Once I'd done all of my own playtesting, I set up the Facebook group and let other folk playtest that version of the game - which turned out to be a massive help, because not only where there errors I'd completely missed, but there were errors that had been created because of things I changed so I could playtest the game myself!

As is often the case, there are a lot of things I'd like to improve, include, or modify, but time is always an issue. The Loch almost exclusively uses the default RPG Maker VX Ace Lite tilesets - I'd initially wanted to make my own tilesets for the game, simply to distinguish them from other games made with RPG Maker, but, for the sake of actually finishing the game before mid-August, I decided to set that aside - which was ultimately for the best, considering most of the sprites I'd drawn were either overly-simple or overly-complex!

I'd also have liked to include more distinct audio. I had the benefit of finding inchadney on the Free Sound Project, who has a girthy library of sound assets that were recorded in Scotland, including Scottish birdsong, which helped make the environment feel more like Scotland (and made it recognisable to Scottish people as well). However, I'd've liked to include Scottish ambient music - but, as ever, time was a factor, and it would take a lot of it to source a Scottish recording artist or two with free, open-source music, which could easily be looped, then implement it into the game at the appropriate points. The ambient background sounds of birdsong, waves, wind and rain were enough, I think, to put across the feeling of being by the side of a loch in Scotland.

All in all, I'm incredibly pleased with how The Loch turned out - I've gotten good feedback on it thus far, and I managed to include a lot of the systems and mechanisms that I felt the game required. It also meant that I could finally create a game that was distinctly set in a Scottish location, which, as a Scottish game designer who's also pro-Independence, was pretty close to my heart. The Loch definitely feels like a major success for me, and I hope at least some of the positivity I got from it comes across for all the folk who play it too!

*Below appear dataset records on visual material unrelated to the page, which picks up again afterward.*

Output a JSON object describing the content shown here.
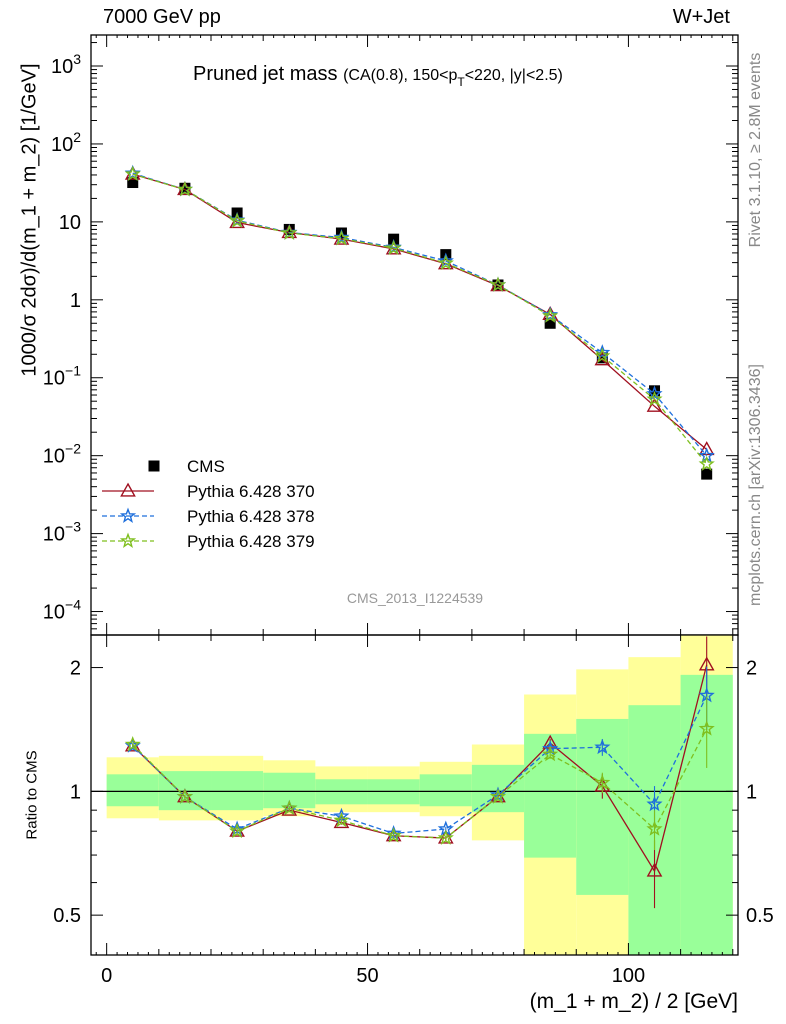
{
  "header": {
    "energy": "7000 GeV pp",
    "process": "W+Jet"
  },
  "side_labels": {
    "rivet": "Rivet 3.1.10, ≥ 2.8M events",
    "mcplots": "mcplots.cern.ch [arXiv:1306.3436]"
  },
  "chart_data": [
    {
      "type": "scatter",
      "panel": "main",
      "title": "Pruned jet mass",
      "title_qualifier": "(CA(0.8), 150<p_T<220, |y|<2.5)",
      "watermark": "CMS_2013_I1224539",
      "ylabel": "1000/σ 2dσ)/d(m_1 + m_2) [1/GeV]",
      "yscale": "log",
      "ylim": [
        5e-05,
        2500
      ],
      "xlim": [
        -3,
        121
      ],
      "x": [
        5,
        15,
        25,
        35,
        45,
        55,
        65,
        75,
        85,
        95,
        105,
        115
      ],
      "legend_position": "bottom-left",
      "series": [
        {
          "name": "CMS",
          "color": "#000000",
          "marker": "square",
          "values": [
            32,
            27,
            13,
            8.0,
            7.2,
            6.0,
            3.8,
            1.55,
            0.5,
            0.18,
            0.068,
            0.0058
          ]
        },
        {
          "name": "Pythia 6.428 370",
          "color": "#a01020",
          "marker": "triangle",
          "line": "solid",
          "values": [
            41,
            26,
            9.8,
            7.3,
            6.0,
            4.5,
            2.9,
            1.52,
            0.65,
            0.17,
            0.043,
            0.012
          ]
        },
        {
          "name": "Pythia 6.428 378",
          "color": "#1e6fdc",
          "marker": "star",
          "line": "dashed",
          "values": [
            42,
            26,
            10.5,
            7.3,
            6.3,
            4.7,
            3.15,
            1.55,
            0.64,
            0.21,
            0.062,
            0.01
          ]
        },
        {
          "name": "Pythia 6.428 379",
          "color": "#7fbf1f",
          "marker": "star",
          "line": "dashed",
          "values": [
            41,
            26,
            10.3,
            7.2,
            6.1,
            4.6,
            2.95,
            1.55,
            0.62,
            0.19,
            0.053,
            0.0078
          ]
        }
      ]
    },
    {
      "type": "scatter",
      "panel": "ratio",
      "ylabel": "Ratio to CMS",
      "xlabel": "(m_1 + m_2) / 2 [GeV]",
      "yscale": "log",
      "ylim": [
        0.4,
        2.4
      ],
      "xlim": [
        -3,
        121
      ],
      "x": [
        5,
        15,
        25,
        35,
        45,
        55,
        65,
        75,
        85,
        95,
        105,
        115
      ],
      "bins": [
        [
          0,
          10
        ],
        [
          10,
          20
        ],
        [
          20,
          30
        ],
        [
          30,
          40
        ],
        [
          40,
          50
        ],
        [
          50,
          60
        ],
        [
          60,
          70
        ],
        [
          70,
          80
        ],
        [
          80,
          90
        ],
        [
          90,
          100
        ],
        [
          100,
          110
        ],
        [
          110,
          120
        ]
      ],
      "band_yellow": [
        [
          0.86,
          1.21
        ],
        [
          0.85,
          1.22
        ],
        [
          0.85,
          1.22
        ],
        [
          0.87,
          1.19
        ],
        [
          0.89,
          1.15
        ],
        [
          0.89,
          1.15
        ],
        [
          0.87,
          1.18
        ],
        [
          0.76,
          1.3
        ],
        [
          0.4,
          1.72
        ],
        [
          0.4,
          1.98
        ],
        [
          0.4,
          2.12
        ],
        [
          0.4,
          2.4
        ]
      ],
      "band_green": [
        [
          0.92,
          1.1
        ],
        [
          0.9,
          1.12
        ],
        [
          0.9,
          1.12
        ],
        [
          0.91,
          1.11
        ],
        [
          0.93,
          1.07
        ],
        [
          0.93,
          1.07
        ],
        [
          0.92,
          1.1
        ],
        [
          0.89,
          1.16
        ],
        [
          0.69,
          1.38
        ],
        [
          0.56,
          1.5
        ],
        [
          0.4,
          1.62
        ],
        [
          0.4,
          1.92
        ]
      ],
      "reference_line": 1,
      "series": [
        {
          "name": "Pythia 6.428 370",
          "color": "#a01020",
          "marker": "triangle",
          "line": "solid",
          "values": [
            1.29,
            0.97,
            0.8,
            0.9,
            0.84,
            0.78,
            0.77,
            0.97,
            1.31,
            1.03,
            0.64,
            2.03
          ],
          "errors": [
            0.015,
            0.01,
            0.01,
            0.01,
            0.01,
            0.01,
            0.01,
            0.01,
            0.03,
            0.07,
            0.12,
            0.35
          ]
        },
        {
          "name": "Pythia 6.428 378",
          "color": "#1e6fdc",
          "marker": "star",
          "line": "dashed",
          "values": [
            1.29,
            0.97,
            0.81,
            0.91,
            0.87,
            0.79,
            0.81,
            0.98,
            1.27,
            1.28,
            0.93,
            1.71
          ],
          "errors": [
            0.015,
            0.01,
            0.01,
            0.01,
            0.01,
            0.01,
            0.01,
            0.01,
            0.03,
            0.06,
            0.1,
            0.3
          ]
        },
        {
          "name": "Pythia 6.428 379",
          "color": "#7fbf1f",
          "marker": "star",
          "line": "dashed",
          "values": [
            1.3,
            0.97,
            0.8,
            0.91,
            0.85,
            0.78,
            0.77,
            0.97,
            1.23,
            1.05,
            0.81,
            1.42
          ],
          "errors": [
            0.015,
            0.01,
            0.01,
            0.01,
            0.01,
            0.01,
            0.01,
            0.01,
            0.03,
            0.06,
            0.09,
            0.28
          ]
        }
      ]
    }
  ],
  "ticks": {
    "x": [
      "0",
      "50",
      "100"
    ],
    "main_y": [
      "10⁻⁴",
      "10⁻³",
      "10⁻²",
      "10⁻¹",
      "1",
      "10",
      "10²",
      "10³"
    ],
    "ratio_y": [
      "0.5",
      "1",
      "2"
    ]
  }
}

You can download The Loch: A Scottish Fishing RPG from this Dropbox link:

Run the .exe file to extract the files, then run "Game.exe" to play!


  1. I've been looking around for information on this game, but seeing as that is apparently in very short supply, maybe this is the most direct means of asking.

    I can figure out what things like ATK, DEF, LUK, and AGI are.. but what the heck is AAT and ADF. Since the game never came with a readme explaining some of the systems outright, I've been a bit perplexed as to this function. You also have books that raise those two stats, but there relevance and usage does not immediately become obvious.

    I'm sorry if this sounds like a stupid question, but yeah. Otherwise, I think it's a pretty neat game and I'm enjoying it.

    1. It's not stupid at all - I've definitely left it unclear in the game! AAT stands for "Aggression Attack" and ADF for "Aggression Defence" - characters with higher AAT will do more damage when they use "Aggression" (GRR) skills like "Gonnae no dae that?" and "Lose the Rag". ADF isn't really used in the game, however, because none of the fish in the game use Aggression-based skills.

      I'm glad you're enjoying the game though, I'm delighted to hear it!